- Quamby Bend
- Coordinates: 41°29′03″S 146°51′45″E﻿ / ﻿41.4842°S 146.8624°E
- Population: 26 (2016 census)
- Postcode(s): 7292
- Location: 7 km (4 mi) N of Westbury
- LGA(s): Meander Valley
- Region: Launceston
- State electorate(s): Lyons
- Federal division(s): Lyons
Localities around Quamby Bend:
| Westbury | Selbourne | Selbourne |
| Westbury | Quamby Bend | Hagley |
| Westbury | Hagley, Westbury | Hagley |

= Quamby Bend, Tasmania =

Quamby Bend is a rural locality in the local government area (LGA) of Meander Valley in the Launceston LGA region of Tasmania. The locality is about 7 km north of the town of Westbury. The 2016 census recorded a population of 26 for the state suburb of Quamby Bend.

==History==
Quamby Bend was gazetted as a locality in 1968.

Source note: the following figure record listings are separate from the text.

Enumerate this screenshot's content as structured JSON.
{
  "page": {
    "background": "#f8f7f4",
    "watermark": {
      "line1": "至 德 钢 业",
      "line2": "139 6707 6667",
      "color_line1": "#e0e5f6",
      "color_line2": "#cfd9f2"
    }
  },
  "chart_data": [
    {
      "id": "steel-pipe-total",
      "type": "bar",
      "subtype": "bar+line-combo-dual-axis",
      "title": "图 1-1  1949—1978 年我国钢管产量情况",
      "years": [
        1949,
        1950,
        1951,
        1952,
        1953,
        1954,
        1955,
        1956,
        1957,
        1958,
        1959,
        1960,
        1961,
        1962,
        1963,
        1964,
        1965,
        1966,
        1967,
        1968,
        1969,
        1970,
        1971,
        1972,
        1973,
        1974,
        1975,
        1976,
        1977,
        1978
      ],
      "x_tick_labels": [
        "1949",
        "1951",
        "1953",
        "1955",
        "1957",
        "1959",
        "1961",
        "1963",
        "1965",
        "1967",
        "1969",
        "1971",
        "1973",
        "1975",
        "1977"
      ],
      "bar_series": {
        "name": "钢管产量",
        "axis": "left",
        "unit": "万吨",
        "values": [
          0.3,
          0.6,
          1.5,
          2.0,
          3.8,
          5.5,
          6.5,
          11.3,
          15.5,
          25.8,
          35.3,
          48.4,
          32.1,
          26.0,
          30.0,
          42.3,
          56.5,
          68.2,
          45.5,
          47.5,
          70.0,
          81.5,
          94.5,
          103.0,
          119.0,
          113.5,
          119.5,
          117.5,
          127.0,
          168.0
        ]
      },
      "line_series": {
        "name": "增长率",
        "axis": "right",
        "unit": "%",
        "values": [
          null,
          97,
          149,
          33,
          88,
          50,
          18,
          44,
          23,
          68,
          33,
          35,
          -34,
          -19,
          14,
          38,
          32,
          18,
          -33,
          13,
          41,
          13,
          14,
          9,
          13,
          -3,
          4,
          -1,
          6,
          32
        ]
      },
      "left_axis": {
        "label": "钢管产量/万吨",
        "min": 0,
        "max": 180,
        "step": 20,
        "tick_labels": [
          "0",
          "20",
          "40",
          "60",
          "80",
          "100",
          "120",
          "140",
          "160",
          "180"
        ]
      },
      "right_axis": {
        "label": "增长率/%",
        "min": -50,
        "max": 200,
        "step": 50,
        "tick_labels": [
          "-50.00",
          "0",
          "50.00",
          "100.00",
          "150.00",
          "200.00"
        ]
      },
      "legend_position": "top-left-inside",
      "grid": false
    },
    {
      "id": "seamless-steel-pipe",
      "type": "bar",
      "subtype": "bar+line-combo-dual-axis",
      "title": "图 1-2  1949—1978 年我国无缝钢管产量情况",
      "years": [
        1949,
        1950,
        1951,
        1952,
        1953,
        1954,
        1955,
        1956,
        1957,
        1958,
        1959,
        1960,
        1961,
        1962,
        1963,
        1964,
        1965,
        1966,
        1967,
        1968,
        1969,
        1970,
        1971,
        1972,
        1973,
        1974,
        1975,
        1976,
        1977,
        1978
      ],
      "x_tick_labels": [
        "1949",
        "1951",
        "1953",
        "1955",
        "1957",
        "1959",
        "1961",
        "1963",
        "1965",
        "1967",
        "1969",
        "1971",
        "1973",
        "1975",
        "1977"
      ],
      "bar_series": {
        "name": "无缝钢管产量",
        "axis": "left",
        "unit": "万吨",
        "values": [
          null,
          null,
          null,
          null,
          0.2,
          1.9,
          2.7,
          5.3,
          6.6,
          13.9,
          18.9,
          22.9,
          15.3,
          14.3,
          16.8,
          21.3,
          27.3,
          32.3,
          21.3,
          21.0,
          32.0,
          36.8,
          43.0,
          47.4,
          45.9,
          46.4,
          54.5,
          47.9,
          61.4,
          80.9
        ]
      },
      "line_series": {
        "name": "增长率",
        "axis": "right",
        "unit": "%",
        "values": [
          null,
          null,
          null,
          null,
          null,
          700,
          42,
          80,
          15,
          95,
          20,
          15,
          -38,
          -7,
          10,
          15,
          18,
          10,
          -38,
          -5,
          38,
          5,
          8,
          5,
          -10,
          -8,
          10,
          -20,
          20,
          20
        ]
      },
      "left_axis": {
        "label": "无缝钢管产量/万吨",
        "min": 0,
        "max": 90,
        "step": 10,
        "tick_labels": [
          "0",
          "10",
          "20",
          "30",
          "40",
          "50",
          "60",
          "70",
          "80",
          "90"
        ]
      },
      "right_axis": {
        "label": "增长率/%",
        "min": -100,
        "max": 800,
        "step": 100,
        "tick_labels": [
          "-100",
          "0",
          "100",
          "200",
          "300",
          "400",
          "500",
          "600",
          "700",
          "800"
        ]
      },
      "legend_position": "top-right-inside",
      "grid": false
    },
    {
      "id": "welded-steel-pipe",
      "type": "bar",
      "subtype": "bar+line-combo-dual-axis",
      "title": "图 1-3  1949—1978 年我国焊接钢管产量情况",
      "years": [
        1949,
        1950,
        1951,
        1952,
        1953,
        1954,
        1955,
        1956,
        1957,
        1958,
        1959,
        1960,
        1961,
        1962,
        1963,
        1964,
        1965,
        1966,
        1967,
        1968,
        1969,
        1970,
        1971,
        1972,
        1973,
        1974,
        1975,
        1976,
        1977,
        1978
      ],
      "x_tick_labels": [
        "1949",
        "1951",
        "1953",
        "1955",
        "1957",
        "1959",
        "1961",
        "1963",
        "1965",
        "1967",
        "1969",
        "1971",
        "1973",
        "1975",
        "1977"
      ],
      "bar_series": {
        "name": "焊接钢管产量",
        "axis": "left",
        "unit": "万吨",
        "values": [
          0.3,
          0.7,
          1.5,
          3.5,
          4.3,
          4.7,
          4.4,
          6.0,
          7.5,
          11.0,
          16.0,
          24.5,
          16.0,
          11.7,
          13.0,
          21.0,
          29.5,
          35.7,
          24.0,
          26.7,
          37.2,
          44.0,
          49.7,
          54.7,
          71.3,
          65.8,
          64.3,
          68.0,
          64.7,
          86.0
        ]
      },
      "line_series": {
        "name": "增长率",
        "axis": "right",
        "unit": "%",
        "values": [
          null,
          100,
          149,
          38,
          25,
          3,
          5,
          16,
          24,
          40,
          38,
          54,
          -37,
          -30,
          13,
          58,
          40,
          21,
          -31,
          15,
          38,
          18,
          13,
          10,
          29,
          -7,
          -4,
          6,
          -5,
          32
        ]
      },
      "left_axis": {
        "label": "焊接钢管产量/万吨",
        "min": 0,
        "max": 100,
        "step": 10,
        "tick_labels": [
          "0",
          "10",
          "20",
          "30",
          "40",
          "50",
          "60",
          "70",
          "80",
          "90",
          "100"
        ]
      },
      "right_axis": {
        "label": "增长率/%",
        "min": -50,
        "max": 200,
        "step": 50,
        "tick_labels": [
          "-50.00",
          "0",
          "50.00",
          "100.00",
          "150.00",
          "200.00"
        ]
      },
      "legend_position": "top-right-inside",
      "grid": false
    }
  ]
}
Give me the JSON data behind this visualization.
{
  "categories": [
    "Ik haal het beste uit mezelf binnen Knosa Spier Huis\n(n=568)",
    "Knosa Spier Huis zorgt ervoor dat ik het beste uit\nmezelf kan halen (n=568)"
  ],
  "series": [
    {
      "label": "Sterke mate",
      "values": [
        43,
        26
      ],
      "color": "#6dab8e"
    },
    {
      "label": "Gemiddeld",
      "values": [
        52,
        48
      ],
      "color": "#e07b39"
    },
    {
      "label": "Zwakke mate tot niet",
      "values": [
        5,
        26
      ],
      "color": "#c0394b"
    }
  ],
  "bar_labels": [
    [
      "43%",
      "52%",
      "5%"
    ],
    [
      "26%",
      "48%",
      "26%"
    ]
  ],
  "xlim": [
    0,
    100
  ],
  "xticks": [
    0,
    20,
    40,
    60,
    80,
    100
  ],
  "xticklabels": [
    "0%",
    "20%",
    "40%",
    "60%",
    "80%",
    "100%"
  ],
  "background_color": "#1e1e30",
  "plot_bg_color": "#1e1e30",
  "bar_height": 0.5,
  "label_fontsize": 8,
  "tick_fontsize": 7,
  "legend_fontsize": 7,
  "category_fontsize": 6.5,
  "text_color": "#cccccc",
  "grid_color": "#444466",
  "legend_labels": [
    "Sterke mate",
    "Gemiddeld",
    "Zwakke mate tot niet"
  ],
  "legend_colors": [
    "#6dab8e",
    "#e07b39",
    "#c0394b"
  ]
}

The name comes from Quamby Estate, the property established in the district by Sir Richard Dry, who was Premier of Tasmania from 1866 to 1869. It is believed to be an Aboriginal word for “mercy” or “stop”.

==Geography==
The Meander River forms the western, northern and part of the eastern boundaries.

==Road infrastructure==
National Route 1 (Bass Highway) passes to the south. Access to the locality is provided by Emu Plain Road.